1. Field of the Invention
The present invention relates to a memory, and more particularly, to a non-volatile memory and a method for fabricating the same.
2. Description of the Related Art
The non-volatile memory is characterized by maintaining the stored data even when the power is down, and has thus become a mandatory device in many electronic products for providing normal operation of the electronic products when booted. Thus, the non-volatile memory has been widely used device in personal computer (PC) and other electronic equipment.
In a conventional non-volatile memory, a stacked layer made of oxide-nitride-oxide (ONO layer) is disposed between a gate and a substrate. Wherein, the nitride layer, used as a film layer where the charges are trapped in, is also known as a charge trapping layer, and the memory cell, whose charge trapping layer is made of such material, is called Nitride Read Only Memory.
FIG. 1 schematically shows a cross-sectional view of a conventional nitride read only memory. Referring to FIG. 1, the nitride read only memory comprises a substrate 100, a source 102, a drain 104, a bottom silicon oxide layer 106, a nitride layer 108, a top silicon oxide layer 110, and a gate 112. Wherein, the bottom silicon oxide layer 106, the nitride layer 108, and the top silicon oxide layer 110, which are all disposed on the substrate 100, form an oxide-nitride-oxide stacked layer, the so-called ONO layer 114. In addition, the larger dotted circle shown in the diagram indicates a memory cell 116, and the smaller dotted circles indicate a first bit 118 and a second bit 120, respectively. Regarding to the memory cell 116, a memory cell can basically store one bit (first bit 118 and second bit 120) at the two side of the nitride layer 108 of the ONO layer 114 near the drain 104 and the source 102, respectively, thereby forming a single memory cell 2 bits/cell non-volatile memory.
However, when programming a conventional 2 bits non-volatile memory, two bits in the same memory cell are conditioned by each other, which may cause problems. In other words, if a bit (the second bit 120) has been stored in a portion near the drain 104, a 2nd-bit effect occurs when the process of reverse read is performed, such that the voltage in the portion where a high current is expected may drop. That is, when the memory cell is being read, the existing bit may have direct impact on the memory cell, thus increasing the barrier and the threshold voltage (Vt) for reading. In addition, the cross interference of two bits in the single memory cell mentioned above may substantially implicate the device operation and even deteriorate the device reliability.
Moreover, when programming the conventional 2 bits non-volatile memory, the hot electrons injected into the electron trapping layer may form an electron distribution curve according to the injected energy.

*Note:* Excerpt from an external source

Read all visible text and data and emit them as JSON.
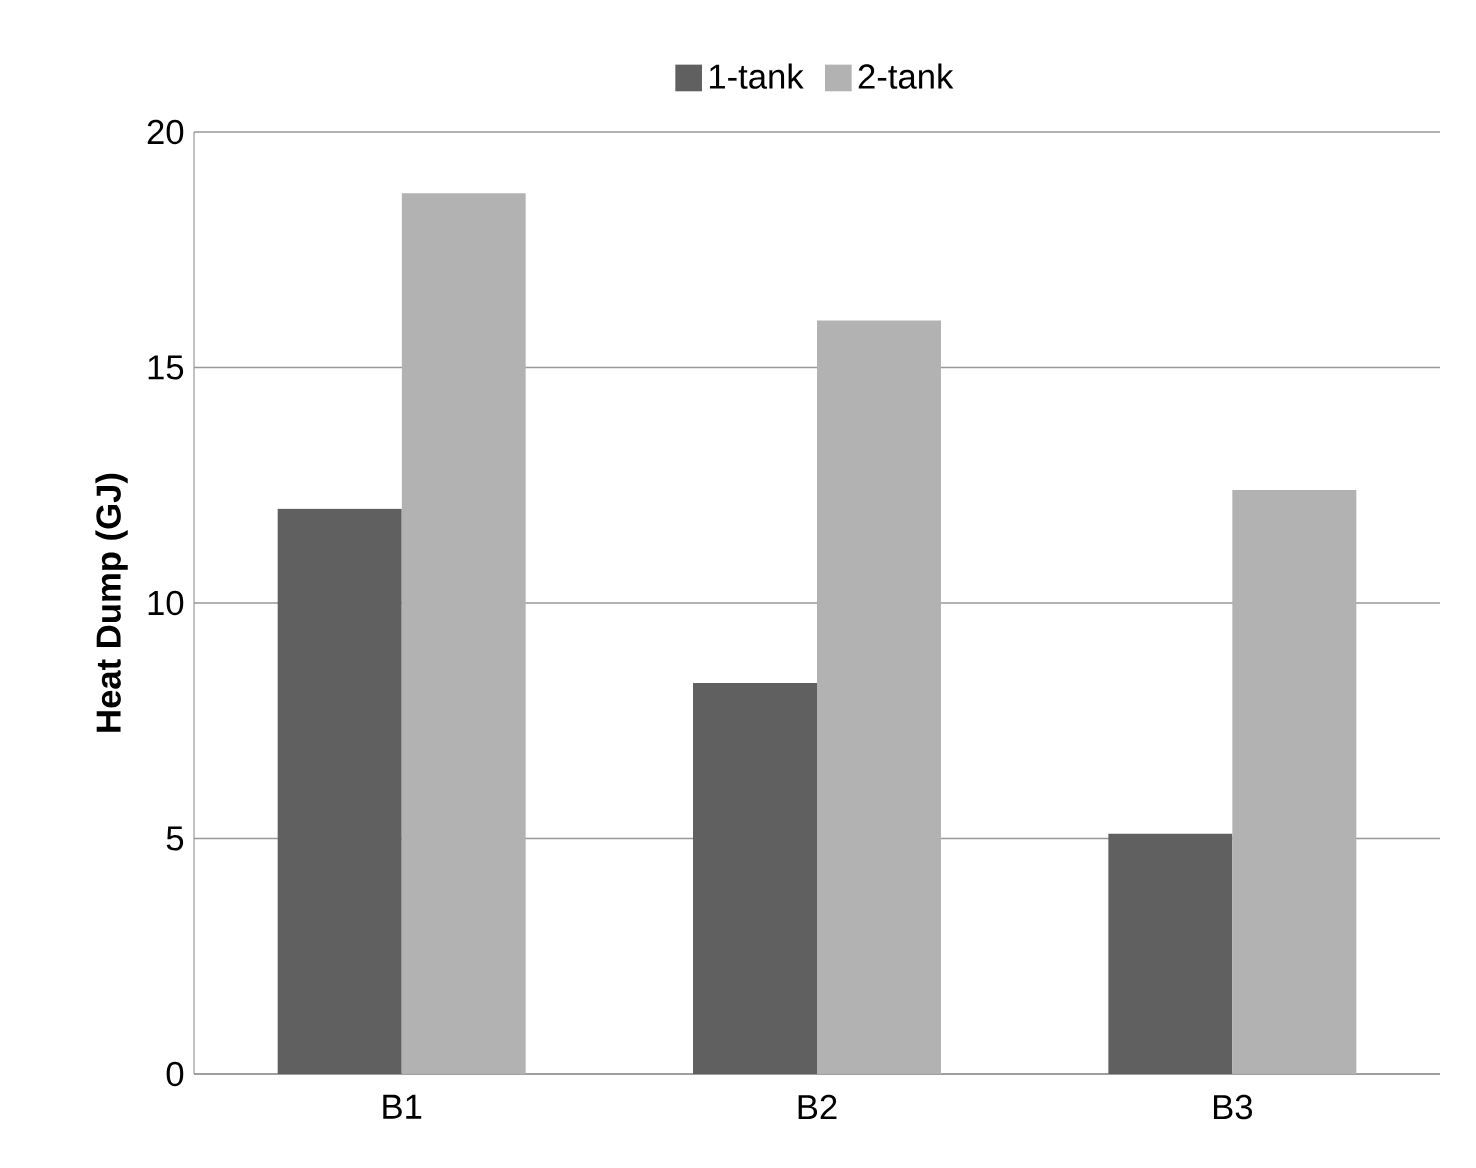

However, the 2nd-bit effect mentioned above cause the charge distribution curve to be wider and the curves to overlap. Therefore, when erasing the memory cell, the distribution curve formed when injecting the hot electrons into the charge trapping layer can not match with the electron distribution curve, thus the erasing will take more time and worse, the whole content of the memory cell may not be totally erased.